The brutalist Obama Library, opening soon, offers the true architectural face of the State. Obama, the master of illusion, must have preferred this design in an odd transparent moment. His true self, his very Peace Prize-winning soul, always vibed to brutalism. Self-awareness in humans, in families, in businesses, and in states, tends to create self-doubt, and reduce confidence. The possibility of being wrong, immoral, or evil, if recognized, can raise good questions, that in turn shape decisions in a way that goes beyond mere pragmatism and short-lived emotion.
Yet, to pose as the President of the United States, and to exercise empire on behalf of that monstrous government, demands an overly confident front man, vulnerable to flattery, desirous of unearned advantage, trusting blindly in his own dark soul, in high hopes of staying on top – not boldly pursuing truth and justice. Men and women who can and will naturally obfuscate, who can view the ethical and moral chasms within and around them as modern art rather than warning signs, who enjoy the power to kill any enemy they choose by right, on no other authority than rage or envy – these are the Presidents of the United States.

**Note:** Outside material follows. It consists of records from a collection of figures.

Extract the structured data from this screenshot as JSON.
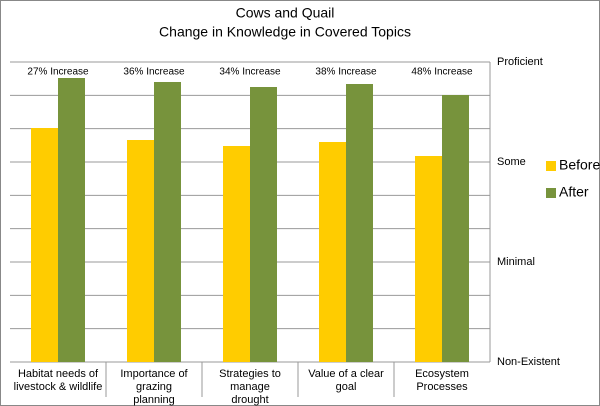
{
  "chart_data": {
    "type": "bar",
    "title": "Cows and Quail",
    "subtitle": "Change in Knowledge in Covered Topics",
    "categories": [
      "Habitat needs of\nlivestock & wildlife",
      "Importance of grazing\nplanning",
      "Strategies to manage\ndrought",
      "Value of a clear goal",
      "Ecosystem Processes"
    ],
    "series": [
      {
        "name": "Before",
        "color": "#ffcc00",
        "values": [
          2.34,
          2.22,
          2.16,
          2.2,
          2.06
        ]
      },
      {
        "name": "After",
        "color": "#77933c",
        "values": [
          2.84,
          2.8,
          2.75,
          2.78,
          2.67
        ]
      }
    ],
    "annotations": [
      "27% Increase",
      "36% Increase",
      "34% Increase",
      "38% Increase",
      "48% Increase"
    ],
    "ylim": [
      0,
      3
    ],
    "yticks": [
      {
        "value": 0,
        "label": "Non-Existent"
      },
      {
        "value": 1,
        "label": "Minimal"
      },
      {
        "value": 2,
        "label": "Some"
      },
      {
        "value": 3,
        "label": "Proficient"
      }
    ],
    "grid": true,
    "grid_subdivisions": 3,
    "legend": "right"
  }
}
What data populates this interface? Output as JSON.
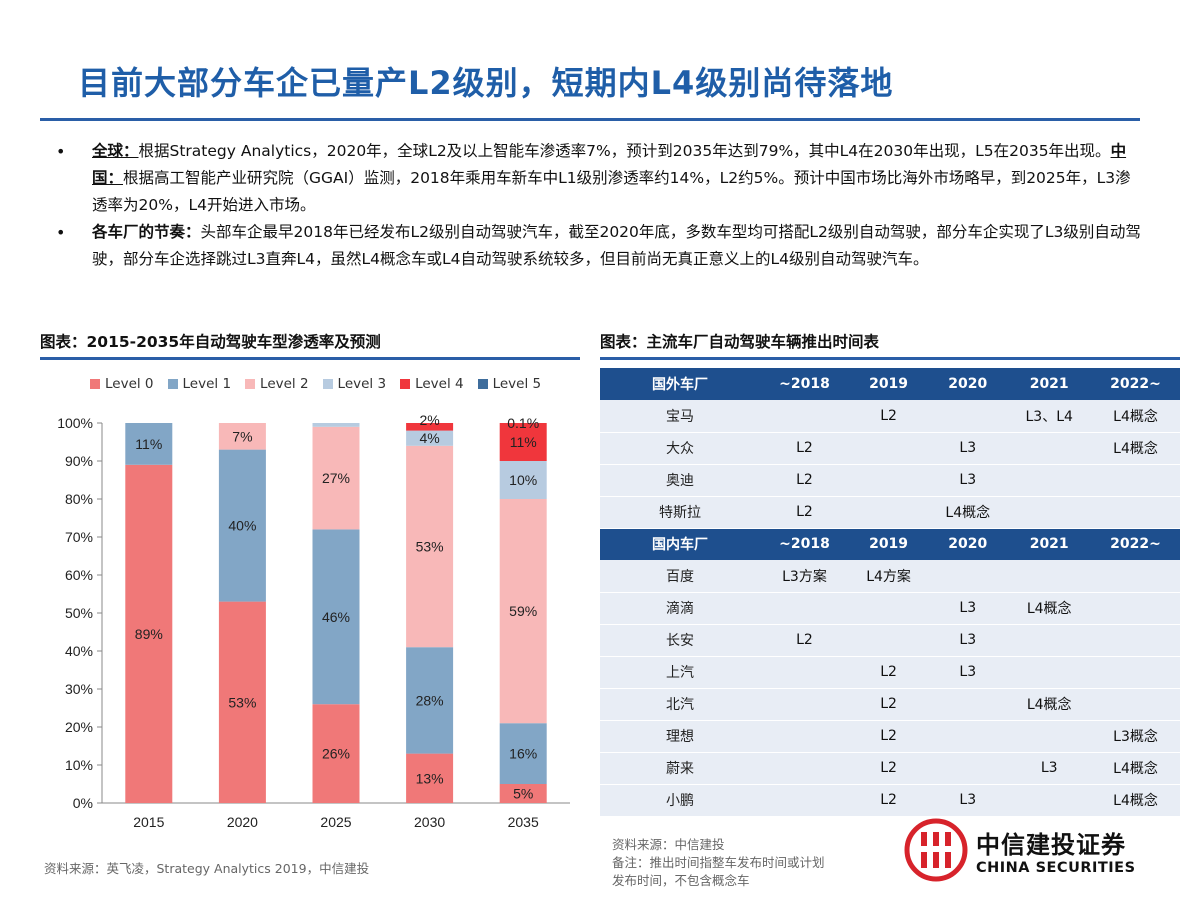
{
  "title": "目前大部分车企已量产L2级别，短期内L4级别尚待落地",
  "bullets": [
    {
      "head": "全球：",
      "text1": "根据Strategy Analytics，2020年，全球L2及以上智能车渗透率7%，预计到2035年达到79%，其中L4在2030年出现，L5在2035年出现。",
      "head2": "中国：",
      "text2": "根据高工智能产业研究院（GGAI）监测，2018年乘用车新车中L1级别渗透率约14%，L2约5%。预计中国市场比海外市场略早，到2025年，L3渗透率为20%，L4开始进入市场。"
    },
    {
      "head": "各车厂的节奏：",
      "text1": "头部车企最早2018年已经发布L2级别自动驾驶汽车，截至2020年底，多数车型均可搭配L2级别自动驾驶，部分车企实现了L3级别自动驾驶，部分车企选择跳过L3直奔L4，虽然L4概念车或L4自动驾驶系统较多，但目前尚无真正意义上的L4级别自动驾驶汽车。"
    }
  ],
  "left_section_title": "图表：2015-2035年自动驾驶车型渗透率及预测",
  "right_section_title": "图表：主流车厂自动驾驶车辆推出时间表",
  "chart_data": {
    "type": "bar",
    "stacked": true,
    "categories": [
      "2015",
      "2020",
      "2025",
      "2030",
      "2035"
    ],
    "ylim": [
      0,
      100
    ],
    "yticks": [
      "0%",
      "10%",
      "20%",
      "30%",
      "40%",
      "50%",
      "60%",
      "70%",
      "80%",
      "90%",
      "100%"
    ],
    "legend_position": "top",
    "series": [
      {
        "name": "Level 0",
        "color": "#f07878",
        "values": [
          89,
          53,
          26,
          13,
          5
        ],
        "labels": [
          "89%",
          "53%",
          "26%",
          "13%",
          "5%"
        ]
      },
      {
        "name": "Level 1",
        "color": "#82a6c6",
        "values": [
          11,
          40,
          46,
          28,
          16
        ],
        "labels": [
          "11%",
          "40%",
          "46%",
          "28%",
          "16%"
        ]
      },
      {
        "name": "Level 2",
        "color": "#f8b8b8",
        "values": [
          0,
          7,
          27,
          53,
          59
        ],
        "labels": [
          "",
          "7%",
          "27%",
          "53%",
          "59%"
        ]
      },
      {
        "name": "Level 3",
        "color": "#b7cbe0",
        "values": [
          0,
          0,
          1,
          4,
          10
        ],
        "labels": [
          "",
          "",
          "",
          "4%",
          "10%"
        ]
      },
      {
        "name": "Level 4",
        "color": "#f0363c",
        "values": [
          0,
          0,
          0,
          2,
          11
        ],
        "labels": [
          "",
          "",
          "",
          "2%",
          "11%"
        ]
      },
      {
        "name": "Level 5",
        "color": "#3e6d9c",
        "values": [
          0,
          0,
          0,
          0,
          0.1
        ],
        "labels": [
          "",
          "",
          "",
          "",
          "0.1%"
        ]
      }
    ]
  },
  "left_source": "资料来源：英飞凌，Strategy Analytics 2019，中信建投",
  "schedule": {
    "columns": [
      "~2018",
      "2019",
      "2020",
      "2021",
      "2022~"
    ],
    "foreign_header": "国外车厂",
    "foreign_rows": [
      {
        "name": "宝马",
        "cells": [
          "",
          "L2",
          "",
          "L3、L4",
          "L4概念"
        ]
      },
      {
        "name": "大众",
        "cells": [
          "L2",
          "",
          "L3",
          "",
          "L4概念"
        ]
      },
      {
        "name": "奥迪",
        "cells": [
          "L2",
          "",
          "L3",
          "",
          ""
        ]
      },
      {
        "name": "特斯拉",
        "cells": [
          "L2",
          "",
          "L4概念",
          "",
          ""
        ]
      }
    ],
    "domestic_header": "国内车厂",
    "domestic_rows": [
      {
        "name": "百度",
        "cells": [
          "L3方案",
          "L4方案",
          "",
          "",
          ""
        ]
      },
      {
        "name": "滴滴",
        "cells": [
          "",
          "",
          "L3",
          "L4概念",
          ""
        ]
      },
      {
        "name": "长安",
        "cells": [
          "L2",
          "",
          "L3",
          "",
          ""
        ]
      },
      {
        "name": "上汽",
        "cells": [
          "",
          "L2",
          "L3",
          "",
          ""
        ]
      },
      {
        "name": "北汽",
        "cells": [
          "",
          "L2",
          "",
          "L4概念",
          ""
        ]
      },
      {
        "name": "理想",
        "cells": [
          "",
          "L2",
          "",
          "",
          "L3概念"
        ]
      },
      {
        "name": "蔚来",
        "cells": [
          "",
          "L2",
          "",
          "L3",
          "L4概念"
        ]
      },
      {
        "name": "小鹏",
        "cells": [
          "",
          "L2",
          "L3",
          "",
          "L4概念"
        ]
      }
    ]
  },
  "right_source": "资料来源：中信建投",
  "right_note_line1": "备注：推出时间指整车发布时间或计划",
  "right_note_line2": "发布时间，不包含概念车",
  "logo": {
    "cn": "中信建投证券",
    "en": "CHINA SECURITIES",
    "icon": "citic-logo-icon",
    "color": "#d7232b"
  }
}
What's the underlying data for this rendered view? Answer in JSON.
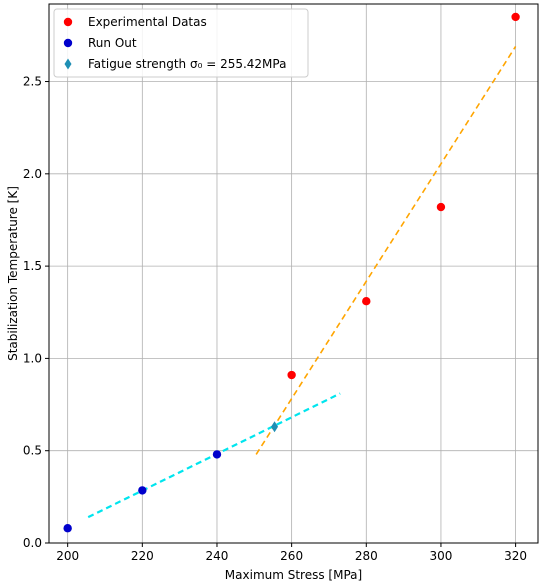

This executive progression is so normalized today that Trump increasingly says the quiet part out loud. For this we are indeed blessed, as younger generations will be well equipped to challenge the sclerotic state with the innocent wisdom of youth, as Randolph Bourne did in 1918, or as Etienne de la Boetie did in 1552. Both died at age 32, and yet both are vividly alive today, their observations and perceptions educating the planet that the state’s necessary evolution, its incessant march to mass murder and tyranny, exists solely to be exposed, ridiculed, disobeyed, and ultimately altered or abolished, to use the words of Thomas Jefferson in 1776, age 33.
The state has little use for men like Bourne, Del La Boetie, or Jefferson, but the people do.
Today, Trump threatens, tariffs, embargoes, insults and bombs the world, for the good of the state. His ally Netanyahu, with the shortsighted support of 80% of Israelis, seeks to physically and spiritually erase his enemies – within and beyond Israel’s legal borders as popular and pragmatic policy. Trump’s vassal Zelensky and a band of NATO bureaucrats and other accidental comedians seek war for the sake of killing people, within and beyond their borders, to solve the political crisis of elite rule among European substates, something the US itself chose Trump to address at home, thus far being gravely disappointed.
Some critique what they claim is a rise of death cults, as if somehow these cults have taken over the state, around the world, making them warlike, unreasonable, immoral, and bent on slaughter. Instead, we can increasingly see that the state itself is the cult, parked on the six sigma of nature’s norm. Self-aware only to the degree of knowing it holds but a minority stake of society, economy, and faith; jealous and enraged if even one person remains uncowed and unwowed by its ridiculousness.
Well, that’s what I got from the latest White House press event. How about you?